Même s'il savait qu'il n'en tirerait rien de bon sa curiosité le poussa à consulter le site web des Sound Evidences. À première vue, le blond qui le remplaçait avait lui aussi un certain succès avec les filles. Ils avaient appliqué la même stratégie marketing. Ce type avait pris son rôle : celui du play-boy du groupe. À part cela rien n'avait vraiment changé, leurs chansons auxquelles il n'avait jamais vraiment pris la peine de s'impliquer dans l'écriture et la composition étaient quasiment les mêmes. Face à ce constat, Hayden se demanda tristement s'il avait tant apporté au groupe que cela et même s'il regrettait de penser ainsi, il était déçu que le groupe s'en sorte si bien sans lui.

Un changement attira son attention : les motifs des tatouages qu'ils portaient sur le corps. Pour certains, ce n'était plus les mêmes et pour d'autres, ils avaient tout bonnement disparu. Hayden porta machinalement son regard sur ses propres bras dessinés, beaucoup de ses tatouages étaient liés aux autres membres de son groupe. Des symboles opposés ou complémentaires qu'ils portaient les uns les autres en souvenir de tout ce qu'ils avaient traversé ensemble. Dans ce monde, ses dessins indélébiles sur sa peau n'avaient plus aucun sens.

D'une main tremblante, il éteignit l'ordinateur et prit place sur le canapé, tandis que Cassie monta se coucher en haut dans la mezzanine. Ce soir-là, Hayden s'endormit avec la conviction qu'il retrouverait à son réveil tout ce qu'il avait perdu sans savoir que les étoiles en avaient décidé autrement.

* * *

Le clapotis des vagues contre la jetée provoquait un tintement familier tandis qu'une brise chaude transportait un rire d'enfant perçant au loin. Ce rire raisonnant comme un écho se rapprochait rapidement.

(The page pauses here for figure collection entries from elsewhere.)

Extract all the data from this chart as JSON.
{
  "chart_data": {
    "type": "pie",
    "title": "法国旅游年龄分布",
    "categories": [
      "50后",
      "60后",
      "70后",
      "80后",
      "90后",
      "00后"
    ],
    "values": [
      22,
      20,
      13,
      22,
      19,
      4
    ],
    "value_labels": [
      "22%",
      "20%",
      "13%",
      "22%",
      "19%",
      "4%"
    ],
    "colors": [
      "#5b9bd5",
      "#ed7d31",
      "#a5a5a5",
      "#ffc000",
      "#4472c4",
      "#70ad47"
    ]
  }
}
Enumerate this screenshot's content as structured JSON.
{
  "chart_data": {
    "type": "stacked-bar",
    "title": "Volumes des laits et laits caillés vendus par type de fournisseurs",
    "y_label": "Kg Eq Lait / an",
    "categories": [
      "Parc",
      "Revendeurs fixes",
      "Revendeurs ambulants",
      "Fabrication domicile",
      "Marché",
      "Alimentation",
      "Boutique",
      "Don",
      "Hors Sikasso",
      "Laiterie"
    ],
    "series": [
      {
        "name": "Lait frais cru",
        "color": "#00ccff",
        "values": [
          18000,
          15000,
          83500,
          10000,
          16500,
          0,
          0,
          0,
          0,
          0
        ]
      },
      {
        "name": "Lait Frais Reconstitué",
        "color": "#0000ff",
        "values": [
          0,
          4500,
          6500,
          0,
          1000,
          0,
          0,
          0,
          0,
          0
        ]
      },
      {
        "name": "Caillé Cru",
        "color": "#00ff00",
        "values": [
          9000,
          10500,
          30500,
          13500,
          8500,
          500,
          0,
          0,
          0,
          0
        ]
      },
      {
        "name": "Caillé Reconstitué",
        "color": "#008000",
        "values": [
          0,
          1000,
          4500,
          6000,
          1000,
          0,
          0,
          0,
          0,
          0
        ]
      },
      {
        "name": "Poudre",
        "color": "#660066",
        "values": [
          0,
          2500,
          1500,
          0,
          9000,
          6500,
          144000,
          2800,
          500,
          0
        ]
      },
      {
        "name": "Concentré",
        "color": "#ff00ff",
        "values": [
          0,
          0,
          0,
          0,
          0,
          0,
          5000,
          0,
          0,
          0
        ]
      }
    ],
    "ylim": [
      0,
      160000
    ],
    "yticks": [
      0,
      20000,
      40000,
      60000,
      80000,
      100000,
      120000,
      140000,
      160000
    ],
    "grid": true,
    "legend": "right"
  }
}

Le vent s'intensifia, faisant tanguer une balançoire vide à quelques mètres de là. Une petite fille apparue comme sortie de nulle part riant de plus belle en l'apercevant.

— Chut ! lui dit-elle en posant son index sur sa bouche.

La petite fille regarda dans le vague et désigna du doigt quelque chose d'invisible.

— Est-ce que tu le vois ? Il cherche sa princesse. C'est un très long voyage pour un papillon...

Elle s'assit sur la balançoire et se mit à chantonner tout en se balançant avec enthousiasme :

— Papillon, papillon déploies tes ailes et envole-toi vers les étoiles !

Un bruit sourd interrompit sa chanson, la fillette sursauta. Un air de panique marqua son visage angélique. Les bruits s'intensifièrent, faisait trembler ce monde autour d'elle. Puis le ciel s'assombrit aussi soudainement que tout disparu.

* * *

Cassie se réveilla en sursaut. Quelques secondes lui furent nécessaires avant de réaliser que ce n'était qu'un rêve. Un de ces rêves aussi réels qu'un lointain souvenir. Rien qu'une hallucination essaya-t-elle de se persuader horrifiée à l'idée que tout puisse recommencer.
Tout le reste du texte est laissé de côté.